Meine Lieben,
jetzt bin ich seit zwei Wochen zur Hause in der kalten, nebligen Schweiz, mitten in der Festzeit.
Ich hoffe, Ihr könnt diese speziellen Tage, in Frieden und vorallem stressfrei geniessen.
Wie Ihr alle unterdessen wisst, sind es nicht nur die politischen Unruhen, die mich dazugebracht haben, nach Hause zu gehen, sondern auch die Probleme mit Emile.

Sifa

Ruthi

Chance
6 von den 18 Kindern sind keine Waisen, sondern Kinder aus relativ guten Familienverhältnissen. Diese Lüge kann ich auf keinen Fall tolerieren, das Vertrauen ist total gestört und eine Zusammenarbeit ist für mich unter diesen Umständen nicht mehr möglich.
Ich fahre das Projekt jetzt mit Hilfe der Ordensschwestern vor Ort weiter. Den die Opfer im jetztigen Zustand sind die richtigen Waisen. Sie sind in der Zwischenzeit wieder auf der Strasse.

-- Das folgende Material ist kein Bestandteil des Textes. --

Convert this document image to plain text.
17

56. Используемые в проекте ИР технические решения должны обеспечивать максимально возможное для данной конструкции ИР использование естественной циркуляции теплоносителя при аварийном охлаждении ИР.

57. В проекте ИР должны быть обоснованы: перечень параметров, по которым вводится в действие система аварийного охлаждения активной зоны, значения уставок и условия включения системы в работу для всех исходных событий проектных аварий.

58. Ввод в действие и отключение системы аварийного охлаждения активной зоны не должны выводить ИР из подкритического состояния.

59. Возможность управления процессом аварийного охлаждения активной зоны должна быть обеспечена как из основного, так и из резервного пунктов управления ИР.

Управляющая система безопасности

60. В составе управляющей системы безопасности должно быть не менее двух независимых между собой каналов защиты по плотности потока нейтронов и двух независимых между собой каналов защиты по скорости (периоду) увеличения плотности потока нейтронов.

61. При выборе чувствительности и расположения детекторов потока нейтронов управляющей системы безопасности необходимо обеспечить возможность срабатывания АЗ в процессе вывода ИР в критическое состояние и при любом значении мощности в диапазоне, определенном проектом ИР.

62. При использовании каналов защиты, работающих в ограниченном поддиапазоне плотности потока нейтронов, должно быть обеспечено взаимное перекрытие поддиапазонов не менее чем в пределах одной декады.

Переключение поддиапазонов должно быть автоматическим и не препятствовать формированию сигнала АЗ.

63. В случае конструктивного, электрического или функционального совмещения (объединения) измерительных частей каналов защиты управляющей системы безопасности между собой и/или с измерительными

Ich habe Clotilde, eine Maman und Pitié, den Gärtner weiter angestellt. Ihre Aufgabe ist es jetzt, die offiziellen Papiere der Kinder zu organisieren, dann ein Haus zu suchen und eines nach dem anderen aufzunehmen.

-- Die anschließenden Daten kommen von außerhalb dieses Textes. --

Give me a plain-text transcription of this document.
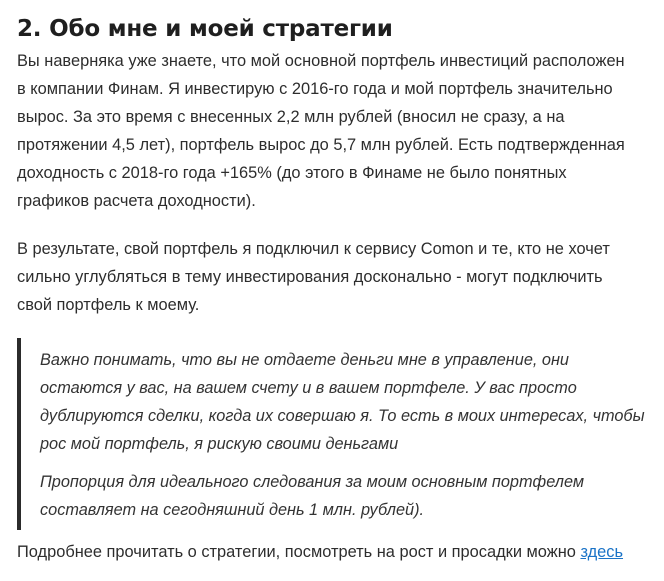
2. Обо мне и моей стратегии

Вы наверняка уже знаете, что мой основной портфель инвестиций расположен
в компании Финам. Я инвестирую с 2016-го года и мой портфель значительно
вырос. За это время с внесенных 2,2 млн рублей (вносил не сразу, а на
протяжении 4,5 лет), портфель вырос до 5,7 млн рублей. Есть подтвержденная
доходность с 2018-го года +165% (до этого в Финаме не было понятных
графиков расчета доходности).

В результате, свой портфель я подключил к сервису Comon и те, кто не хочет
сильно углубляться в тему инвестирования досконально - могут подключить
свой портфель к моему.

Важно понимать, что вы не отдаете деньги мне в управление, они
остаются у вас, на вашем счету и в вашем портфеле. У вас просто
дублируются сделки, когда их совершаю я. То есть в моих интересах, чтобы
рос мой портфель, я рискую своими деньгами

Пропорция для идеального следования за моим основным портфелем
составляет на сегодняшний день 1 млн. рублей).

Подробнее прочитать о стратегии, посмотреть на рост и просадки можно здесь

Ich fliege,fals möglich, im Februar in den Kongo zurück um ihnen tatkräftig beizustehen.
Das Elend im Kongo ist riesengross. Alle, Mensch und Tier, haben Hunger. Und es gibt viele Waisenkinder, die niemanden haben, der sich um sie kümmert, darum haben wir uns entschieden, dass wir sechs weitere Kinder aufnehemen und desshalb bin ich sehr dankbar für alle Paten, die nochmals ein Kind unterstützen. Vielen Dank
Anfangs Januar steht die Operation von Chance auf dem Programm. Er muss nach Uvira um dort operiert zu werden und da er einen Fuss hat der viel kleiner ist als der andere, nützen wir seinen Aufenthalt dort aus, um ihm einen orthopädischen Schuh anzupassen, denn seine Rückenprobleme sind schon sehr gross. Es ist keine Zeit zu verlieren.
Ich freue mich schon Euch im nächsten Blogg zu erzählen wie alles verlaufen ist.
In der Zwischenzeit wünsche ich Euch alles Gute für’s 2018 und viele schöne Stunden.